Alors, en 2025, même sans nouvelle guerre froide, la question de savoir si la construction de blocs au niveau souhaité par la Corée du Nord sera possible pourrait déterminer le succès ou l'échec de la stratégie étrangère de la Corée du Nord. La clé réside finalement dans les relations sino-américaines. Deux prévisions sont actuellement présentées. Premièrement, avec l'arrivée du second mandat de Trump, comme à la fin de son premier mandat, il reprendra une guerre idéologique en qualifiant le Parti communiste chinois de « totalitarisme en faillite » (O’Keeffe et Mauldin 2020) et poursuivra la désolidarisation de l'économie, y compris les chaînes d'approvisionnement. Deuxièmement, Trump imposera des droits de douane de 60 % plus 10 % à la Chine, relançant ainsi une guerre commerciale, mais une situation où les relations sino-américaines seront gérées de manière stable, avec un accord visant à réduire considérablement le déficit commercial. Trump, qui aborde les relations extérieures en fonction des coûts et des bénéfices sans faire de distinction entre pays amis, concurrents et ennemis, pourrait limiter les éléments de compétition idéologique si les intérêts américains sont clairement reflétés.

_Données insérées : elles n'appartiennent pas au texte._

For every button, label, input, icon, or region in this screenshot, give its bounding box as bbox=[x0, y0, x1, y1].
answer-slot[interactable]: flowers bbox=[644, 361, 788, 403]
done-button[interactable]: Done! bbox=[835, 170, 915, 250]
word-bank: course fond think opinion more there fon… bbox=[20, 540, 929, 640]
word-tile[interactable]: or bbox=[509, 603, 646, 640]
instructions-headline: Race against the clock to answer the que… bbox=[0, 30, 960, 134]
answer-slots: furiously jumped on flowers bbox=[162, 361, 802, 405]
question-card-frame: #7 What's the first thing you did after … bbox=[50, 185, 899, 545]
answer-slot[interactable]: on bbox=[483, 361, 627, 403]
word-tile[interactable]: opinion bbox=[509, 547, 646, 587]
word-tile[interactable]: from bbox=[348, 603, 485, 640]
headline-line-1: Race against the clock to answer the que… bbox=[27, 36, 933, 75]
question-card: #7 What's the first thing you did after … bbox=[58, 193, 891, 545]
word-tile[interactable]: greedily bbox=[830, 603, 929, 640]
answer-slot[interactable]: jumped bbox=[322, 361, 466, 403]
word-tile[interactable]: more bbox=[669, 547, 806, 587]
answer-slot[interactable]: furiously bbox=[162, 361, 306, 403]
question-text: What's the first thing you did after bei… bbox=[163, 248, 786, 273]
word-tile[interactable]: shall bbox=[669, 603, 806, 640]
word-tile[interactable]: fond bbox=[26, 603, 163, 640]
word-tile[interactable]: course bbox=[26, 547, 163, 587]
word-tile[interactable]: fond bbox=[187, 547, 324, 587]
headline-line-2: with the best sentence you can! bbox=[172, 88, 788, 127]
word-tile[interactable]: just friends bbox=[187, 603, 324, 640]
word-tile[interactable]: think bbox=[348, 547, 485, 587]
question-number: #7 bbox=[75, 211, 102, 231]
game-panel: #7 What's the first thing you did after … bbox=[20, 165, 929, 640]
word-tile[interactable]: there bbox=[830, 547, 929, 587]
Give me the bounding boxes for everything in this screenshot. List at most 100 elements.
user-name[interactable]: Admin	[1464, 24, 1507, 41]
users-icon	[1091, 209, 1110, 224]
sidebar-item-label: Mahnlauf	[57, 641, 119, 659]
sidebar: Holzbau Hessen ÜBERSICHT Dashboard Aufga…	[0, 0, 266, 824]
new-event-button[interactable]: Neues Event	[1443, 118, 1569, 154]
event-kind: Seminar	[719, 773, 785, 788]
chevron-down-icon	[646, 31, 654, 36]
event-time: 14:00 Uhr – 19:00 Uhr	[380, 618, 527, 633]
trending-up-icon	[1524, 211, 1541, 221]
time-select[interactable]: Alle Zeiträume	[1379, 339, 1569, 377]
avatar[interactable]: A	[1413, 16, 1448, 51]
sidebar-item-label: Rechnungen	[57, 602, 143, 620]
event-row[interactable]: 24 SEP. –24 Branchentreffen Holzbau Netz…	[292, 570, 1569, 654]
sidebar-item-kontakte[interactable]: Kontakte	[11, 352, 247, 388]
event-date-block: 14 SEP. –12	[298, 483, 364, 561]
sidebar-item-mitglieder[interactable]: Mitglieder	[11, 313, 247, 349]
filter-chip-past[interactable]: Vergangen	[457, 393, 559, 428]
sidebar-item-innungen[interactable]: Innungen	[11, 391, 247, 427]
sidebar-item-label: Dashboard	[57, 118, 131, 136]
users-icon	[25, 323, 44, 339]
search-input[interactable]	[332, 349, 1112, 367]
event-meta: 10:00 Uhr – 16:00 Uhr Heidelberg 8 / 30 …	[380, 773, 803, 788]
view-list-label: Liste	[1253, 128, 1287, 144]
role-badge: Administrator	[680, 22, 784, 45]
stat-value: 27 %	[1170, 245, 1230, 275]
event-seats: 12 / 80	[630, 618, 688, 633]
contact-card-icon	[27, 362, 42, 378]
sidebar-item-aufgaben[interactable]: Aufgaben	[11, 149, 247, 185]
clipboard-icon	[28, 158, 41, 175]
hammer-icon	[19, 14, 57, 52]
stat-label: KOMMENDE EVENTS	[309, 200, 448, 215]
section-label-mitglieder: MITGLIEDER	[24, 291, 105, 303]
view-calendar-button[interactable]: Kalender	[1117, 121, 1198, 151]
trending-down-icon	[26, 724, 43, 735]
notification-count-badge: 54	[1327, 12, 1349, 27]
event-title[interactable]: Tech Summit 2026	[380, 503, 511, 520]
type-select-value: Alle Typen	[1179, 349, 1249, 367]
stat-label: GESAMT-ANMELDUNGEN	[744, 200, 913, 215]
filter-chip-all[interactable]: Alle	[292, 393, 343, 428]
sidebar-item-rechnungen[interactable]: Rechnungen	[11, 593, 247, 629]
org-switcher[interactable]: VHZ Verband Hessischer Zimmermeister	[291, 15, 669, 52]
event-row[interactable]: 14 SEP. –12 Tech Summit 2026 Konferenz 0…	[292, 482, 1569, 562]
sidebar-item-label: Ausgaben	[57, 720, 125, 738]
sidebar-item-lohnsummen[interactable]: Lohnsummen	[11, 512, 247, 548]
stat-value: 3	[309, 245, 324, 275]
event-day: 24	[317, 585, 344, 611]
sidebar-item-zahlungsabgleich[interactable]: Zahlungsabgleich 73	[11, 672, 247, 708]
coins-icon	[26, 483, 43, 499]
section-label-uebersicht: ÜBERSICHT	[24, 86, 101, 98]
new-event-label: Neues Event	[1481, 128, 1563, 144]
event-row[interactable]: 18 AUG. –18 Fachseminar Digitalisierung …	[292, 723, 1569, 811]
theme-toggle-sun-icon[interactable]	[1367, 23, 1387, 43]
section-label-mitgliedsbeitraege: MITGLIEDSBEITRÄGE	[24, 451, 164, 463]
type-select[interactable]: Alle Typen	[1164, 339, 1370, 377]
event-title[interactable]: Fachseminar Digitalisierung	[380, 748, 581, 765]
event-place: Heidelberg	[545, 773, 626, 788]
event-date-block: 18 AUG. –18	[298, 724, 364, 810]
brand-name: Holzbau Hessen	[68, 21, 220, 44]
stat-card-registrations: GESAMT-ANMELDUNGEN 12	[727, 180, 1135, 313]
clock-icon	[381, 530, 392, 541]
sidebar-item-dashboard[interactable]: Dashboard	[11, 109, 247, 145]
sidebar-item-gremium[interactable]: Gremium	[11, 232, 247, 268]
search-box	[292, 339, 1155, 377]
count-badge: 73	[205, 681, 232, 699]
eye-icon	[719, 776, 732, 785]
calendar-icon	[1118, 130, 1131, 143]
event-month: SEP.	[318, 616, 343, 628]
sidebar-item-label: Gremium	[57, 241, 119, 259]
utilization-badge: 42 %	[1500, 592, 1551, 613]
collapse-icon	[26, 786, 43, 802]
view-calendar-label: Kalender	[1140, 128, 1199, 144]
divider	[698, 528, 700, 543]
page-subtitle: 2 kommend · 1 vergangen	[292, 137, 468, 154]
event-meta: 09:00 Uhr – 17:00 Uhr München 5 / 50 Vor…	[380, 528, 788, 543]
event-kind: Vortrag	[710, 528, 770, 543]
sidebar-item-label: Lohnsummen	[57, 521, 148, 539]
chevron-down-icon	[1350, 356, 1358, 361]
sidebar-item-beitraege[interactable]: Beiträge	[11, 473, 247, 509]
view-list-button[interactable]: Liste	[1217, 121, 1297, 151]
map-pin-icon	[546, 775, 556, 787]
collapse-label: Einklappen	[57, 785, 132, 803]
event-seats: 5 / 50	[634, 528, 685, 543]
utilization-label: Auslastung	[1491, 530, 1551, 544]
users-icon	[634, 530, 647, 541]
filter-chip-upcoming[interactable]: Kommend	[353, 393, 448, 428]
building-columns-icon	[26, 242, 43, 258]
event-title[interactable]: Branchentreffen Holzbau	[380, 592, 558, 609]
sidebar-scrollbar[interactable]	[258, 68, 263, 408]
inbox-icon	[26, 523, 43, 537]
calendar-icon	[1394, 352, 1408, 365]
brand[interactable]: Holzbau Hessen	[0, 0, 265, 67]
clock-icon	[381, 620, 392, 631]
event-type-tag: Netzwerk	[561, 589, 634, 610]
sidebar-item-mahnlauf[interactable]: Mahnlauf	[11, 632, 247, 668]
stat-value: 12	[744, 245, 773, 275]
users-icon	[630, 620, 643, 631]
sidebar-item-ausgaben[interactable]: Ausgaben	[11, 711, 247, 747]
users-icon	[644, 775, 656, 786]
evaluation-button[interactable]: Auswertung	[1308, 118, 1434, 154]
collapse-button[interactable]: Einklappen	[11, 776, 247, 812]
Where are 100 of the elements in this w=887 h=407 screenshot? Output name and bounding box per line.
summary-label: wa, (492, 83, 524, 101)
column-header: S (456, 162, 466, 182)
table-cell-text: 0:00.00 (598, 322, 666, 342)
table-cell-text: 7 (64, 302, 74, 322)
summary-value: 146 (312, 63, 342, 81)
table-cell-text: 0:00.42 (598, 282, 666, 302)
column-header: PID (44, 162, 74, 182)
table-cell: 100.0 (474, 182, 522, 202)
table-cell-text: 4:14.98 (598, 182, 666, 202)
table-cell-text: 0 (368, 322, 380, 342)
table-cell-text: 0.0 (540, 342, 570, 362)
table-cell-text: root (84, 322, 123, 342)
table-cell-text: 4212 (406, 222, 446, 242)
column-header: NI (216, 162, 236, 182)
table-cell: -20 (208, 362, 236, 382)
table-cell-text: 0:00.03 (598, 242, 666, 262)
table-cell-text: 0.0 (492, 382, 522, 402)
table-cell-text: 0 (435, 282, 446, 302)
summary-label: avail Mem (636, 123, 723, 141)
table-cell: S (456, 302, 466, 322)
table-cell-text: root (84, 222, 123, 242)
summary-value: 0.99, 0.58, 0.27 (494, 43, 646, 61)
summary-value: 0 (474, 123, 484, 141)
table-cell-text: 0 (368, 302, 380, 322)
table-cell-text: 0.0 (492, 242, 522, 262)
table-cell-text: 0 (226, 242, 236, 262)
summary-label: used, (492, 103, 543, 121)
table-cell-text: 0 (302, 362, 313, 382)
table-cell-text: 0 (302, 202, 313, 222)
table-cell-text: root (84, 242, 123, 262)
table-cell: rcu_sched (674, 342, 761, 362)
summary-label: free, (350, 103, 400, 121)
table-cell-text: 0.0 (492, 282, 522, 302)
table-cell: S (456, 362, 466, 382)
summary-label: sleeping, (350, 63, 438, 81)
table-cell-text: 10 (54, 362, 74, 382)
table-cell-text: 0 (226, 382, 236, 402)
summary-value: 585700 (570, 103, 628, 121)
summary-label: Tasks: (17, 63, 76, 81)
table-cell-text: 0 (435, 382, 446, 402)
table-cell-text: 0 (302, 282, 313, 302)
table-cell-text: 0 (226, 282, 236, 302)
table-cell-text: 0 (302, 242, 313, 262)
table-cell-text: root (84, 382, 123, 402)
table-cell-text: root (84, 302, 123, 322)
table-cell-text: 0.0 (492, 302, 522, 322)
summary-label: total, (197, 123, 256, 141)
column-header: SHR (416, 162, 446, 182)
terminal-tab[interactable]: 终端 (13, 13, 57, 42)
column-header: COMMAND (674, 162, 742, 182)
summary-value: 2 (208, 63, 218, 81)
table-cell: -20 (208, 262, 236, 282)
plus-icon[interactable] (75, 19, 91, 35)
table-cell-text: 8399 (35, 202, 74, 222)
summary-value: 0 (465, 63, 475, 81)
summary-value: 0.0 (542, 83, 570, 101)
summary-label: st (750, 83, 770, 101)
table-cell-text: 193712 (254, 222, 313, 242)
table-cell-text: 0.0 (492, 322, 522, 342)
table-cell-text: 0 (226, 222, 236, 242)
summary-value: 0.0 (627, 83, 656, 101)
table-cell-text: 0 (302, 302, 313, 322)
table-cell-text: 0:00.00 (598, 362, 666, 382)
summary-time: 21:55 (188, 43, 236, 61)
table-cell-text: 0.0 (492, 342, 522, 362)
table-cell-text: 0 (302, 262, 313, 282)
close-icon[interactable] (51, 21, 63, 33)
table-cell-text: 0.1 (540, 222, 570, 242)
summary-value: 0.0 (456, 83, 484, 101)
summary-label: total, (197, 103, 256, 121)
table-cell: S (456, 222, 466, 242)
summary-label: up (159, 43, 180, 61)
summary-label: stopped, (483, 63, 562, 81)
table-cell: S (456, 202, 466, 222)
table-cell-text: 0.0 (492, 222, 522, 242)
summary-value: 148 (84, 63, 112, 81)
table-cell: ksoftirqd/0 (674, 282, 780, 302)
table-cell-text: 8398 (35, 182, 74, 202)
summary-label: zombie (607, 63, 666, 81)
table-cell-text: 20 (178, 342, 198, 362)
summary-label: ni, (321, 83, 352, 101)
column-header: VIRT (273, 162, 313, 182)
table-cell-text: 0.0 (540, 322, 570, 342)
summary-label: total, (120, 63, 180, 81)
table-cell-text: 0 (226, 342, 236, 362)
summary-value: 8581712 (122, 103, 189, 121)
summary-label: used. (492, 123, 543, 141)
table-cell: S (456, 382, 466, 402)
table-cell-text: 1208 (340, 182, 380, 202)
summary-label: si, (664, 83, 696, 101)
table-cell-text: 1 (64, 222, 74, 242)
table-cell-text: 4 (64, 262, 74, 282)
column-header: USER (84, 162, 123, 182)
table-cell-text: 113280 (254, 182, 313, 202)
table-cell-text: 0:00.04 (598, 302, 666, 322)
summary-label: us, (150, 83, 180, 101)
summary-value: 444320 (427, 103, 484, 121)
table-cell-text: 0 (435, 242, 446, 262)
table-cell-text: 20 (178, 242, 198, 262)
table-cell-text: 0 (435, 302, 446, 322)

La Corée du Nord préférera naturellement le premier scénario. Dans ce cas, la Chine construira un bloc opposé aux États-Unis, et la Corée du Nord en fera partie en tant qu'alliée. Le phénomène concret sera la neutralisation des sanctions. Contrairement à la Russie actuelle, la Chine, en tant que membre permanent du Conseil de sécurité, ne nie pas officiellement les sanctions contre la Corée du Nord qui ont été adoptées avec son consentement. Cependant, si l'offensive de Trump atteint le niveau mentionné ci-dessus, les sanctions chinoises contre la Corée du Nord pourraient s'affaiblir considérablement. De plus, si la situation évolue au point que la Chine se retire de l'ordre économique dirigé par les États-Unis, la Corée du Nord accédera à un modèle économique alternatif anti-américain qu'elle semble déjà poursuivre. La Corée du Nord souhaite coopérer avec la Russie et, à terme, construire un nouveau bloc avec la Chine. La Corée du Nord pourrait s'orienter dans une direction différente de celle de la levée des sanctions qu'elle souhaitait lors des négociations avec les États-Unis en 2018-2019, ou du développement économique en s'intégrant dans l'ordre économique dirigé par les États-Unis proposé par Trump. Cela signifie que les objets de commerce, tels que le charbon, le minerai de fer et la main-d'œuvre que la Corée du Nord produit, pourraient ne pas être occidentaux. La Corée du Nord pourrait chercher sa place dans le nouvel ordre économique réorganisé, sans chercher de coopération économique avec l'Occident, y compris les États-Unis et la Corée du Sud (Hwang Il-do 2024, p. 6).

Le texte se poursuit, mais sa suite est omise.